╰☆◈ sebelas ◈☆╮

155 24 1
                                    


Kebiasaan Jenar setiap sore yaitu menyirami tanaman di depan rumahnya yang tidak seberapa. Maksudnya, ya hanya beberapa tanaman saja. Tapi cukup untuk mengisi sedikit kekosongan di hati Jenar.

Terkadang, Jenar merasa kesepian karena ia tidak memiliki teman di rumahnya. Orang tua pun jarang bersamanya.

Namun, ingin bagaimana lagi; ini kondisinya sekarang. Ia tidak bisa memaksakan semua harus sesuai dengan kehendaknya.

Sambil mendengarkan beberapa lagu Jenar mulai menyiramkan air.

Tak berselang berapa lama sebuah motor berhenti di depan rumah Jenar. Ia kenal itu motor siapa. Itu Denis.

"Nar, ngapain lo?!" tanya Denis lalu mulai turun dari motornya.

"Lo ga liat gue lagi ngapain?! Pake nanya lagi lo."

"Hehe, canda bosku," ujar Denis sambil melambaikan kedua jarinya sebagai tanda maaf.

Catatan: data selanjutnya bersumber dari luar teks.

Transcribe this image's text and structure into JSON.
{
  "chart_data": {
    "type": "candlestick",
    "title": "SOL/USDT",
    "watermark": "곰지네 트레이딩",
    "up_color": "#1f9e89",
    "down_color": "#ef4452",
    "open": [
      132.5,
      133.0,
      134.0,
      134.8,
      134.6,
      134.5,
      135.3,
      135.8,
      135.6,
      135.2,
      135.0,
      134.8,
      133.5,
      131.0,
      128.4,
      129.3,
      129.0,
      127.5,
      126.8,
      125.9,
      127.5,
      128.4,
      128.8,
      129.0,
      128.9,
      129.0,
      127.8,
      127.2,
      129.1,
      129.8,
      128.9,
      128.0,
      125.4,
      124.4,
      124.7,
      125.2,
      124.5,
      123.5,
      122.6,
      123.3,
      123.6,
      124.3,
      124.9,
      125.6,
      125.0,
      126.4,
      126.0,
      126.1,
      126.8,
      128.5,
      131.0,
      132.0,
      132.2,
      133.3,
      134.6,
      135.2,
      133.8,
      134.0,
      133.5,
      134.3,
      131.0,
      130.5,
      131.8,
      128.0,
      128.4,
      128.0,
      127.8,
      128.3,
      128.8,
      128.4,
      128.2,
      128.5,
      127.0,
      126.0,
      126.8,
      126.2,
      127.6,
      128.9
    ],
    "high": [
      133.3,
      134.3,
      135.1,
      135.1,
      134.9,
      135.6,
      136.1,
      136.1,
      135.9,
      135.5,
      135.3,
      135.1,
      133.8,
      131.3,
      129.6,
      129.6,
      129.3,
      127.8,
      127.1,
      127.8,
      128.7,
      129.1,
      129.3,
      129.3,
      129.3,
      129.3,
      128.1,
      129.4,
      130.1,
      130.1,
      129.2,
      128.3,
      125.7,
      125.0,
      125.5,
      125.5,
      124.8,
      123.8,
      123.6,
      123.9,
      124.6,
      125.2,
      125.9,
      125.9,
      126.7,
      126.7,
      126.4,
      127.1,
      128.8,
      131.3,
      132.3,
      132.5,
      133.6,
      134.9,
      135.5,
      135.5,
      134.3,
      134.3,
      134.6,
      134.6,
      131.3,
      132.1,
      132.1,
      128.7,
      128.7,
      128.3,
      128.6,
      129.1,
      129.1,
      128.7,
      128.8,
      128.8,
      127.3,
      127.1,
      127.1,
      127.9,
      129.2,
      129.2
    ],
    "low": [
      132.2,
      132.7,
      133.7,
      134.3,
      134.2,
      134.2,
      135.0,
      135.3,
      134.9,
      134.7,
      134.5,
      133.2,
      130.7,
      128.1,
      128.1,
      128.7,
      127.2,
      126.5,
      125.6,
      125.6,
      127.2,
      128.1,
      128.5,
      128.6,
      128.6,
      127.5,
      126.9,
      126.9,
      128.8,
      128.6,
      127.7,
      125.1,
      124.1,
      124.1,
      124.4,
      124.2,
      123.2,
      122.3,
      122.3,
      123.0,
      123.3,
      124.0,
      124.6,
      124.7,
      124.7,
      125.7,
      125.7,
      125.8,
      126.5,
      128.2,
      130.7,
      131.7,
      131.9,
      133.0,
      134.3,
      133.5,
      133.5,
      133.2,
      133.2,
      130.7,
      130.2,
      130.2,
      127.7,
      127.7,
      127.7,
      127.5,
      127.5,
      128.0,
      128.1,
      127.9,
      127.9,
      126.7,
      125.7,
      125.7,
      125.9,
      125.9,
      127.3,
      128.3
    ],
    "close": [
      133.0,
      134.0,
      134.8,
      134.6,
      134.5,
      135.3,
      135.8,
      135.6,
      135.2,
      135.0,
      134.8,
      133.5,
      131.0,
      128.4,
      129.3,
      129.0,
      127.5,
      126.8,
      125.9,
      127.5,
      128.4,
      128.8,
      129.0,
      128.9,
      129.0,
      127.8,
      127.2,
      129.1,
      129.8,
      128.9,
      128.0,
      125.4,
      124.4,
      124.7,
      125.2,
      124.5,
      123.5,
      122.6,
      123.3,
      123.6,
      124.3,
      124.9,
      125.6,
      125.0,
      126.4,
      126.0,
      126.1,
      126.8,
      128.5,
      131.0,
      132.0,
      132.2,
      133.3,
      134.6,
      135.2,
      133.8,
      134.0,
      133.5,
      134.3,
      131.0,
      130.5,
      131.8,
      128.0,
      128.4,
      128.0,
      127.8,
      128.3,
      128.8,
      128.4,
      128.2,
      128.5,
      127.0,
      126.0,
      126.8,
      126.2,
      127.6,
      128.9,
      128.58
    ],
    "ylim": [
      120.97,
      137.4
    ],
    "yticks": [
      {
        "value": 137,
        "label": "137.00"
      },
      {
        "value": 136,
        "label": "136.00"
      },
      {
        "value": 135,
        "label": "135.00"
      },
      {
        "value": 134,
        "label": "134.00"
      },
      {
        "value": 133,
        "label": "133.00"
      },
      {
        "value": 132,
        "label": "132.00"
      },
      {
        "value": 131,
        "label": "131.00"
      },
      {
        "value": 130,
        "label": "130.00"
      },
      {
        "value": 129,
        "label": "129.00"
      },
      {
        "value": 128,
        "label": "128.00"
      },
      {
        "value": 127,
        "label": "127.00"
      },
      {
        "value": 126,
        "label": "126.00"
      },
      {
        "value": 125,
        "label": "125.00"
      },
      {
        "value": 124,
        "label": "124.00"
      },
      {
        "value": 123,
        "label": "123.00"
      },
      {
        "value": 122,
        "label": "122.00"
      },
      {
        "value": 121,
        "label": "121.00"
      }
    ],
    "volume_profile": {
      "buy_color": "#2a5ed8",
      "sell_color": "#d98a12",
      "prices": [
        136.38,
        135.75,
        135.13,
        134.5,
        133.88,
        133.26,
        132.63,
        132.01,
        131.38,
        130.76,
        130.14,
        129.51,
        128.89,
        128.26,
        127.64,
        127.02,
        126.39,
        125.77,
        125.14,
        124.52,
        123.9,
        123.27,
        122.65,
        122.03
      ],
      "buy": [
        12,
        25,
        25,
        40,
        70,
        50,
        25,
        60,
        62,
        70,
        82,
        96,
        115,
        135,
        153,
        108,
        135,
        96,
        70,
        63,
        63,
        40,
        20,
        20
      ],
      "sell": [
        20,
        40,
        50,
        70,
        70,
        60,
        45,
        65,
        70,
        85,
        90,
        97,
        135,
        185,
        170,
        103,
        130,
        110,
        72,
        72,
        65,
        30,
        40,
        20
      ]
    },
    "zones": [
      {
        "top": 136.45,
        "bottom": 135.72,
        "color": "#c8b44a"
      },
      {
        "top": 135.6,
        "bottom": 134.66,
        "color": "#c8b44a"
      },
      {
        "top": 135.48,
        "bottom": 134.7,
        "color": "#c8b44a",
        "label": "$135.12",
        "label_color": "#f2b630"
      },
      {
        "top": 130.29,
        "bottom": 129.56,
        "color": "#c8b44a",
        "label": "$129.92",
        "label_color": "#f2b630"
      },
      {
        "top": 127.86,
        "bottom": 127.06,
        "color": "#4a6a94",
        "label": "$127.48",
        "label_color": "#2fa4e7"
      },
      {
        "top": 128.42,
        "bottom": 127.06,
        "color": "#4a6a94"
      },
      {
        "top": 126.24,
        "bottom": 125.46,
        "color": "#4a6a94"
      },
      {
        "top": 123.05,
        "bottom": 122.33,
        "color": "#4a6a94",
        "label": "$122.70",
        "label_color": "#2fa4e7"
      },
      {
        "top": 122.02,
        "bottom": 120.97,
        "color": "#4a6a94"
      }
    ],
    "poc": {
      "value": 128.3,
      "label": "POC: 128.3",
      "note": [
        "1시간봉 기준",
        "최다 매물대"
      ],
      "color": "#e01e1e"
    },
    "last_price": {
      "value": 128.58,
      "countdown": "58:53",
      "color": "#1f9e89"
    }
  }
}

Denis masih mengenakan helm-nya menghampiri Jenar. Terlihat dari dandanan cowok itu bahwa ia baru pulang dari bermain.

Denis memakai celana jeans, hoodie, juga sepatu converse yang sepertinya sudah tidak dicuci sekitar satu bulan. Ia membawa sebuah kantong kresek di tangan kanannya.

"Ada urusan apa ke sini sore-sore? Lo ga ada hutang pulsa deh, Nis, kayaknya."

Denis berdecak. "Nih, gue bawain lo sesuatu." Ia menyerahkan plastik yang dibawanya kepada Jenar.

"Apaan nih?!"

"Dibuka ntar aja. Gue baru pulang dari main, nemu sesuatu lucu, kayaknya cocok kalo lo pake."

Jenar dengan agak ragu mulai menerima pemberian dari Denis. Sebenarnya, ia bingung sekaligus heran. Ada urusan apa sampai Denis niat sekali membelikannya sesuatu. Ia tidak sepenting itu untuk dibelikan oleh-oleh.

"Kok lo masih sempet-sempetnya inget gue?"

"Ya gapapa, lagian gue kan sering ikut touring motor gini, ga ada salahnya bawain lo sesekali."

Jujur, dalam hati Jenar merasa terharu sekali. Ia merasa istimewa diingat oleh seseorang seperti ini.

Apalagi, hitungannya Denis ini cowok pertama yang berperilaku begini kepadanya. Jenar adalah tipe perempuan yang tidak memikirkan soal pacar, ia hanya ingin fokus belajar, mencari uang, dan membanggakan neneknya. Sudah, itu saja prinsip hidupnya.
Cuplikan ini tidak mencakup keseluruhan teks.